Supercop (1992): Letting Jackie Be Jackie

Jackie’s almost eclipsed by the great Michelle Khan. Watch out for that building!

Supercop is the second crucial step, after Rumble in the Bronx, in the repackaging of Asian superstar Jackie Chan for American audiences. Earlier attempts to do this date back to the ’70s, when in spite of the domestic craze for kung-fu fare, Jackie was deemed unmarketable. Now, in 1996, his English has improved to the point where American audiences can understand him, production values on his films are much better, and, most importantly, there is a sense that the current repackagers (Miramax, Dimension Films) are – with a few missteps I’ll remark on later – willing to “let Jackie be Jackie.”

Formerly released (1992) as Police Story III, Supercop features Jackie as “Kevin Chan,” one of Hong Kong’s “supercops” who teams up with mainlander Director Yang (Michelle Khan) to infiltrate and bust a gang of heroin smugglers, led by the maniacal Chaibat (Ken Tsang) and his brother Panther (Yuen Wah). After rescuing Panther from prison, Jackie gains the confidence of Chaibat and, along with his “sister” Michelle, is made part of the gang. In one of the film’s best set pieces, Jackie and Michelle are caught in the crossfire of a drug war in a Thai jungle clearing. Typical of Hong Kong action films, the rivals are ridiculously overarmed, with everything from tanks and helicopters to grenades and M-16s. But – also typical – in spite of the nonstop explosions in this sequence, director Stanley Tong manages to isolate individual confrontations in the midst of the chaos. Here Michelle Khan shows herself equal to Jackie, the film’s razor-sharp editing highlighting her brilliantly balletic skill in dispatching her enemies and, in a comic mishap, even Jackie.

Jackie and Michelle impress Chaibat so much that he enlists their help in rescuing his wife, who holds the key to his fortune in a Swiss bank, from a Singapore prison. This is complicated by the appearance of Jackie’s Hong Kong girlfriend May (Maggie Cheung), a tour guide who’s staying in the same hotel as Jackie but knows nothing of his activities. Director Tong deftly exploits the humor in Jackie’s desperate attempts to keep her ignorant of what he’s doing without losing her forever. The situation is complicated when Chaibat learns who Jackie and Michelle really are and kidnaps May and offers her to Jackie in exchange for his wife.
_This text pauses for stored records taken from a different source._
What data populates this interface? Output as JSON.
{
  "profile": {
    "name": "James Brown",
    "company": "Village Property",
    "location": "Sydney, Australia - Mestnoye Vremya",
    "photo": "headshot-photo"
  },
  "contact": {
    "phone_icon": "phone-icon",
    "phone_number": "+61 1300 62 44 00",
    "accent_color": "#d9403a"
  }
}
The rescue of Chaibat’s wife is one of the great passages in Hong Kong cinema, an exhilarating resolution of all the film’s subplots – the destruction of Chaibat and his empire, the recapturing of his wife, the threat against May and her rescue, and the triumph of Jackie and Michelle. This sequence is punctuated by a dazzling array of stunts involving almost every known mode of transportation, from helicopters, cars, and vans to motorbikes and trains. Jackie gets around dangling at the bottom of a ladder rope hanging from a helicopter, the driver knocking him into buildings and through billboards in an attempt to shake him loose. Jackie’s extraordinary aerial stunts are matched by Michelle when she guides her motorbike onto the speeding train. As in most Hong Kong action films, allegiances can shift radically, and we see this in the fight, on top of a train, between Michelle and Chaibat’s wife. When the latter falls between cars and risks being crushed, Michelle saves her, one of several softening moments in this violent and terrifying – because the stunts are real – sequence.
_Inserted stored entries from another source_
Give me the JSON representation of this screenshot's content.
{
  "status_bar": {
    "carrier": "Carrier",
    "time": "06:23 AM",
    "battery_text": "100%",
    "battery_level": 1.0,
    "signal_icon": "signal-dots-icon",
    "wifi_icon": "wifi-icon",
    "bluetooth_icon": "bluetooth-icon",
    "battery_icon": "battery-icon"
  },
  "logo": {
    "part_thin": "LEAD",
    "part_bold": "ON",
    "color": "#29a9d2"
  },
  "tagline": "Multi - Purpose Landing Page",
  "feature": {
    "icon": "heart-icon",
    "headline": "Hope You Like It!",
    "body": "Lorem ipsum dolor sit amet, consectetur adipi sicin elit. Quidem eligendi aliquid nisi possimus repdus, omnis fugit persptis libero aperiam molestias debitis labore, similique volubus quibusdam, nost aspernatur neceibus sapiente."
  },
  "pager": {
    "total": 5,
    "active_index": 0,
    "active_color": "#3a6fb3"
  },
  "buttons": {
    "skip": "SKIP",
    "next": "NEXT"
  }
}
Purists will question the cuts and additions made for the American version of Supercop. Dubbing is poor, aside from Jackie and Michelle, who did their own. A sequence establishing the basis for Jackie’s assignment, along with shots of white women injecting heroin, was cut. In this version, Jackie and his girlfriend improbably listen to gangsta rap (!). The opening credits are an awkward techno-psychedelic mélange of images, the very antithesis of Jackie Chan’s very human charms. And the closing’s no better, with Tom Jones bellowing ’60s kitsch hit “Kung Fu Fighting” over the bloopers, and Devo closing out the credits.

Ultimately, these stumbles don’t work seriously against the charms of Supercop. With the film’s apparent success, we can perhaps finally look forward to the day when Schwarzenegger, Stallone, and other big-titted, leaden action hero monstrosities are supplanted by the thrilling Mr. C.